*Mise à jour: Le ministre de l’Environnement et de la Lutte contre les changements climatiques, M. Benoit Charette, a annoncé le lundi 4 novembre un nouveau règlement permettant d’accélérer la récupération et la valorisation des gros électroménagers y compris les appareils réfrigérants domestiques. Par contre, contrairement à d’autres filières pour lesquelles il existe une responsabilité élargie des producteurs (voir texte), la facture du programme de récupération sera assumée en bonne partie par le gouvernement du Québec qui investit 90 M$ sur la période 2020-2031.
Laura Lafrance, novembre 2019
En juin dernier, PureSphera, l’unique usine au Québec se spécialisant dans la récupération d’appareils domestiques de réfrigération et de climatisation, a annoncé qu’elle était menacée de fermeture.
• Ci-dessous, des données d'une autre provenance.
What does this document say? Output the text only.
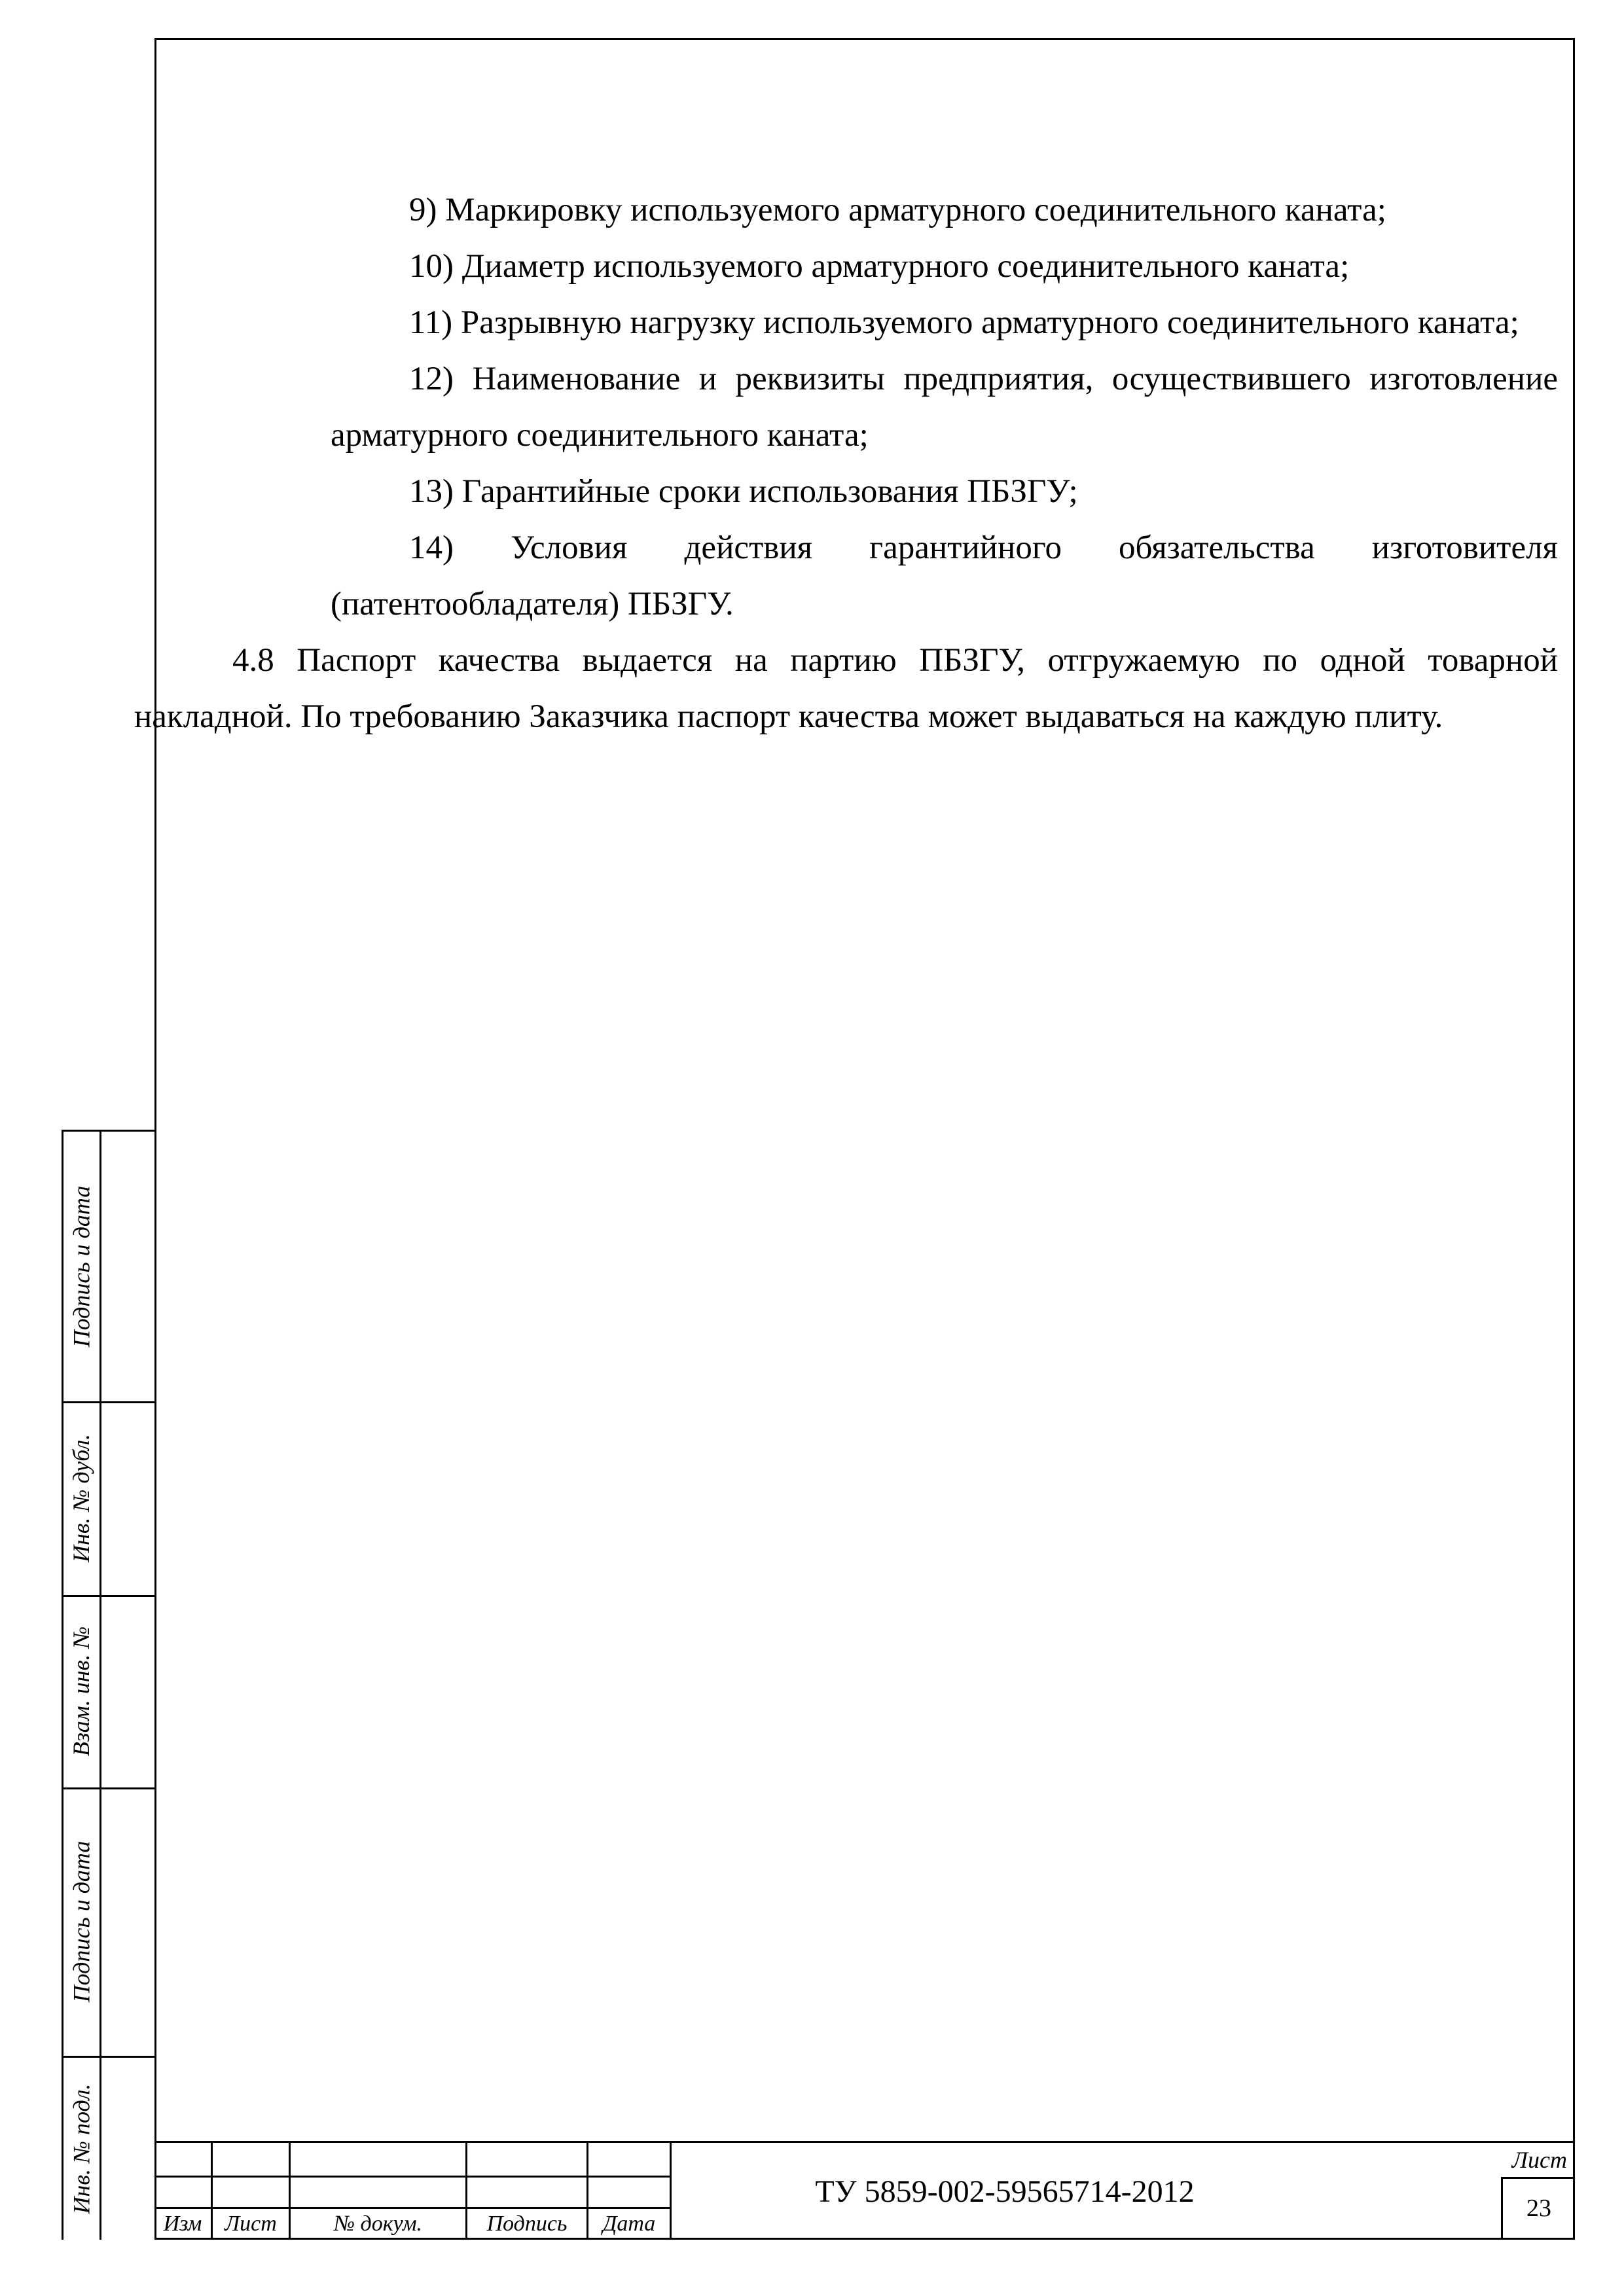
9) Маркировку используемого арматурного соединительного каната;

10) Диаметр используемого арматурного соединительного каната;

11) Разрывную нагрузку используемого арматурного соединительного каната;

12) Наименование и реквизиты предприятия, осуществившего изготовление арматурного соединительного каната;

13) Гарантийные сроки использования ПБЗГУ;

14) Условия действия гарантийного обязательства изготовителя (патентообладателя) ПБЗГУ.

4.8 Паспорт качества выдается на партию ПБЗГУ, отгружаемую по одной товарной накладной. По требованию Заказчика паспорт качества может выдаваться на каждую плиту.

Подпись и дата
Инв. № дубл.
Взам. инв. №
Подпись и дата
Инв. № подл.
Изм	Лист	№ докум.	Подпись	Дата
ТУ 5859-002-59565714-2012
Лист
23
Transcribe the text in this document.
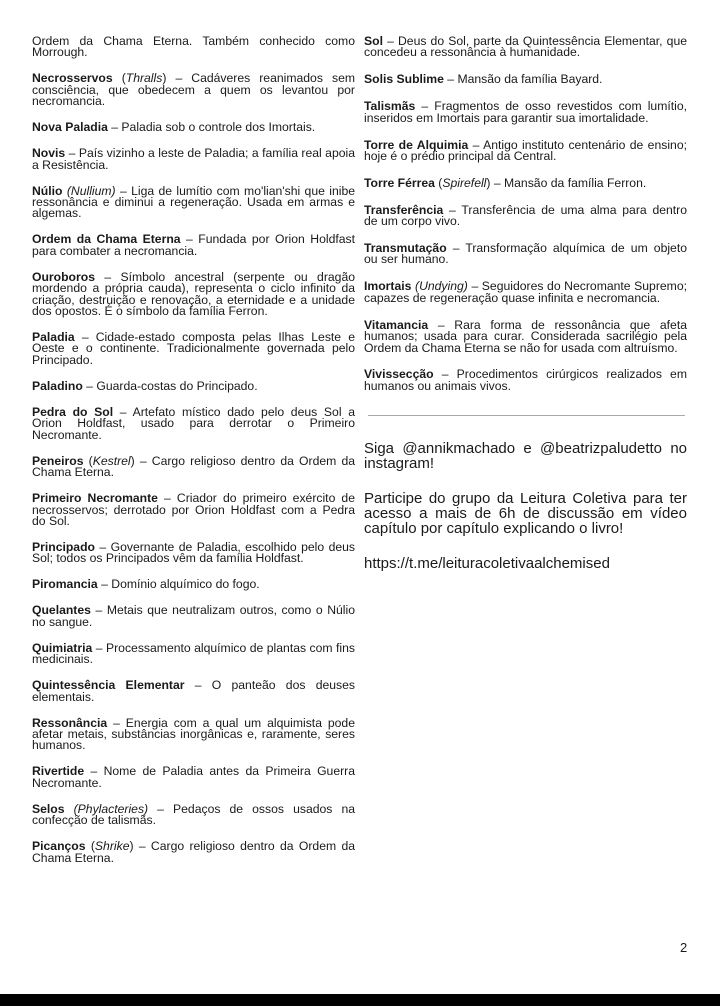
Ordem da Chama Eterna. Também conhecido como Morrough.

Necrosservos (Thralls) – Cadáveres reanimados sem consciência, que obedecem a quem os levantou por necromancia.

Nova Paladia – Paladia sob o controle dos Imortais.

Novis – País vizinho a leste de Paladia; a família real apoia a Resistência.

Núlio (Nullium) – Liga de lumítio com mo'lian'shi que inibe ressonância e diminui a regeneração. Usada em armas e algemas.

Ordem da Chama Eterna – Fundada por Orion Holdfast para combater a necromancia.

Ouroboros – Símbolo ancestral (serpente ou dragão mordendo a própria cauda), representa o ciclo infinito da criação, destruição e renovação, a eternidade e a unidade dos opostos. É o símbolo da família Ferron.

Paladia – Cidade-estado composta pelas Ilhas Leste e Oeste e o continente. Tradicionalmente governada pelo Principado.

Paladino – Guarda-costas do Principado.

Pedra do Sol – Artefato místico dado pelo deus Sol a Orion Holdfast, usado para derrotar o Primeiro Necromante.

Peneiros (Kestrel) – Cargo religioso dentro da Ordem da Chama Eterna.

Primeiro Necromante – Criador do primeiro exército de necrosservos; derrotado por Orion Holdfast com a Pedra do Sol.

Principado – Governante de Paladia, escolhido pelo deus Sol; todos os Principados vêm da família Holdfast.

Piromancia – Domínio alquímico do fogo.

Quelantes – Metais que neutralizam outros, como o Núlio no sangue.

Quimiatria – Processamento alquímico de plantas com fins medicinais.

Quintessência Elementar – O panteão dos deuses elementais.

Ressonância – Energia com a qual um alquimista pode afetar metais, substâncias inorgânicas e, raramente, seres humanos.

Rivertide – Nome de Paladia antes da Primeira Guerra Necromante.

Selos (Phylacteries) – Pedaços de ossos usados na confecção de talismãs.

Picanços (Shrike) – Cargo religioso dentro da Ordem da Chama Eterna.

Sol – Deus do Sol, parte da Quintessência Elementar, que concedeu a ressonância à humanidade.

Solis Sublime – Mansão da família Bayard.

Talismãs – Fragmentos de osso revestidos com lumítio, inseridos em Imortais para garantir sua imortalidade.

Torre de Alquimia – Antigo instituto centenário de ensino; hoje é o prédio principal da Central.

Torre Férrea (Spirefell) – Mansão da família Ferron.

Transferência – Transferência de uma alma para dentro de um corpo vivo.

Transmutação – Transformação alquímica de um objeto ou ser humano.

Imortais (Undying) – Seguidores do Necromante Supremo; capazes de regeneração quase infinita e necromancia.

Vitamancia – Rara forma de ressonância que afeta humanos; usada para curar. Considerada sacrilégio pela Ordem da Chama Eterna se não for usada com altruísmo.

Vivissecção – Procedimentos cirúrgicos realizados em humanos ou animais vivos.

Siga @annikmachado e @beatrizpaludetto no instagram!

Participe do grupo da Leitura Coletiva para ter acesso a mais de 6h de discussão em vídeo capítulo por capítulo explicando o livro!

https://t.me/leituracoletivaalchemised

2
L’entreprise ne reçoit pas suffisamment d’appareils réfrigérants pour utiliser son usine de Bécancour à pleine capacité ce qui compromet la rentabilité des opérations. Or, l’enjeu est majeur, puisque tout réfrigérateur usagé qui n’est pas recyclé correctement a le potentiel d’émettre autant de gaz à effet de serre (GES) qu’une voiture parcourant 17 000 km par année.
Créée en 2008 et autrefois connue sous le nom Recyclage Écosolutions, PureSphera est la seule compagnie au Canada qui recycle à 96 % les gaz nocifs et à 99 % les matériaux qui composent les appareils réfrigérants comme les vieux réfrigérateurs ou les climatiseurs. Le Fonds d’action québécois pour le développement durable (FAQDD) mentionne que depuis sa création, « PureSphera a permis la gestion optimale de plus de 650 000 appareils frigorifiques domestiques en fin de vie, contribuant ainsi à la réduction de plus de 1 250 000 tonnes d’équivalent CO2 de GES ».
De puissants GES
Les réfrigérateurs et les climatiseurs contiennent des halocarbures, c’est-à-dire des gaz réfrigérants dont le potentiel de réchauffement peut atteindre jusqu’à 14 000 fois celui du CO2. De plus, certains vieux appareils contiennent des halocarbures nuisibles pour la couche d’ozone.
Grâce à son procédé, PureSphera permet au Québec d’éviter l’émission d’une quantité impressionnante de GES, ce qui fait de l’entreprise le plus grand fournisseur québécois de crédits compensatoires sur le marché du carbone. Malgré cette bonne performance, PureSphera pourrait en faire plus.
Destination des appareils réfrigérants
Environ 300 000 appareils frigorifiques arrivent en fin de vie, chaque année au Québec. De ces 300 000, seulement 10 % sont récupérés par l’entreprise de Bécancour. Les autres appareils peuvent être partiellement récupérés par d’autres entreprises certifiées. C’est le cas notamment à la Régie de gestion des matières résiduelles de la Mauricie (RGMRM) où on indique avoir reçu et récupéré les halocarbures d’environ 8000 appareils au cours de l’année 2018. La RGMRM avoue toutefois qu’une proportion inconnue d’appareils réfrigérants lui échappent et aboutissent chez les ferrailleurs.
En raison des prix des métaux, il peut être intéressant d’apporter un réfrigérateur chez un ferrailleur. Par contre, un ferrailleur n’acceptera par un appareil réfrigérant qui contient encore des gaz réfrigérants. Or, il n’y aucune manière de savoir comment les halocarbures sont retirés avant que les appareils soient acheminés aux ferrailleurs. Il y a lieu de croire que ces gaz sont tout simplement rejetés dans l’atmosphère.
Une réglementation édulcorée
En juillet 2017, le Ministère du Développement durable, de l’Environnement et de la Lutte contre les changements climatiques déposait un projet de règlement afin que les appareils ménagers et de climatisation soient visés par la responsabilité élargie des producteurs (REP), c’est-à-dire « une approche qui vise à transférer la responsabilité de la gestion des matières résiduelles engendrées par la consommation de divers produits aux entreprises qui sont à l’origine de leur mise en marché ». Or, ce projet de règlement, qui aurait permis d’éviter l’émission de près de 2400 kilotonnes d’équivalent en CO2 sur l’horizon 2024-2035, a été abandonné suite aux pressions de l’industrie.
En juillet dernier, le gouvernement, dirigé par la CAQ cette fois, déposait un nouveau règlement sur les halocarbures en excluant les appareils réfrigérants domestiques. Ce règlement édulcoré est critiqué par de nombreuses organisations environnementales (voir mise à jour plus haut).